I do, however, totally agree with your first statement; "Dislike buttons create peer pressure and negative sentiment".. which is why I feel dislike buttons should be avoided altogether.
Visible dislikes can be used this way too. Avoiding them altogether? I could get behind that idea.
 
Visible dislikes can be used this way too. Avoiding them altogether? I could get behind that idea.
Yep, avoid dislikes altogether. In fact, avoid "Likes" too, and for the same reasons - they're nothing more than opinion and can be abused by anyone using "herding" tactics. Mankind survived quite well before Likes and Dislikes came along.
 
While I agree with your message of "others have different opinions", it's little more complex here, as these "buttons" are used to elevate/suppress content ... which is very reality distorting
Wait, they’re using comment dislike buttons to recommend content? That makes no sense given that comments can be wildly off topic to the actual post.
 
Like/dislike buttons are actually the most insufficient communication tool on the web. Pretty much every time the context of whatever is communicated in the article is so complex, you can’t just cramp a persons perspective into a yes/no or good/bad response.

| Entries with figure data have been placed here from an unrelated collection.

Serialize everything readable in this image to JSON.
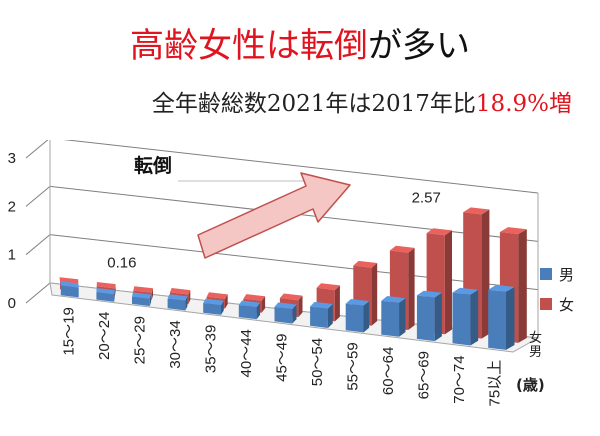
{
  "title": {
    "red_part": "高齢女性は転倒",
    "black_part": "が多い"
  },
  "subtitle": {
    "black_part": "全年齢総数2021年は2017年比",
    "red_part": "18.9%増"
  },
  "colors": {
    "accent_red": "#e0141e",
    "male": "#4a7ebb",
    "female": "#c0504d",
    "arrow_fill": "#f4c6c4",
    "arrow_stroke": "#c0504d"
  },
  "chart_data": {
    "type": "bar",
    "subtype": "3d-clustered",
    "title": "転倒",
    "categories": [
      "15～19",
      "20～24",
      "25～29",
      "30～34",
      "35～39",
      "40～44",
      "45～49",
      "50～54",
      "55～59",
      "60～64",
      "65～69",
      "70～74",
      "75以上"
    ],
    "series": [
      {
        "name": "男",
        "values": [
          0.2,
          0.15,
          0.15,
          0.2,
          0.2,
          0.25,
          0.3,
          0.4,
          0.55,
          0.7,
          0.9,
          1.05,
          1.2
        ]
      },
      {
        "name": "女",
        "values": [
          0.16,
          0.15,
          0.15,
          0.2,
          0.2,
          0.25,
          0.35,
          0.65,
          1.2,
          1.6,
          2.05,
          2.57,
          2.25
        ]
      }
    ],
    "ylim": [
      0,
      3
    ],
    "yticks": [
      "0",
      "1",
      "2",
      "3"
    ],
    "xlabel": "(歳)",
    "depth_labels": [
      "男",
      "女"
    ],
    "legend": [
      {
        "name": "男",
        "color": "#4a7ebb"
      },
      {
        "name": "女",
        "color": "#c0504d"
      }
    ],
    "legend_position": "right",
    "annotations": [
      {
        "text": "0.16",
        "target": "15～19 女"
      },
      {
        "text": "2.57",
        "target": "70～74 女"
      }
    ],
    "grid": true
  }
}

Just as an example, check the news pages and perhaps some catastrophic events or accident on SocialMedia. You are going to find thousands of likes for an event where even maybe human beings lost their lives. That’s absolutely insane.
Indeed. We have MS Teams at work, and someone from my department wrote "I'm not going to be in the office today: my wife's in hospital", to which someone else clicked Like. I asked what in the world was like-worthy about that. "Oh, I don't actually like it, I just meant that I've read it". Would it have hurt to spend a few seconds to type something like "I hope she gets well soon?" or similar?

Star ratings are another annoyance. Something I remember is when I'd bought a movie from Amazon AU. The movie in question was fairly violent, and it had an uncensored version (as screened in the US and here in NZ) and a censored one (UK). The version from AU ended up being the censored version. I wanted to put a comment on the product page so that people were aware of what they were buying, but you can't just do that. "You must give your post a star rating". At least it wasn't TornadoGuard.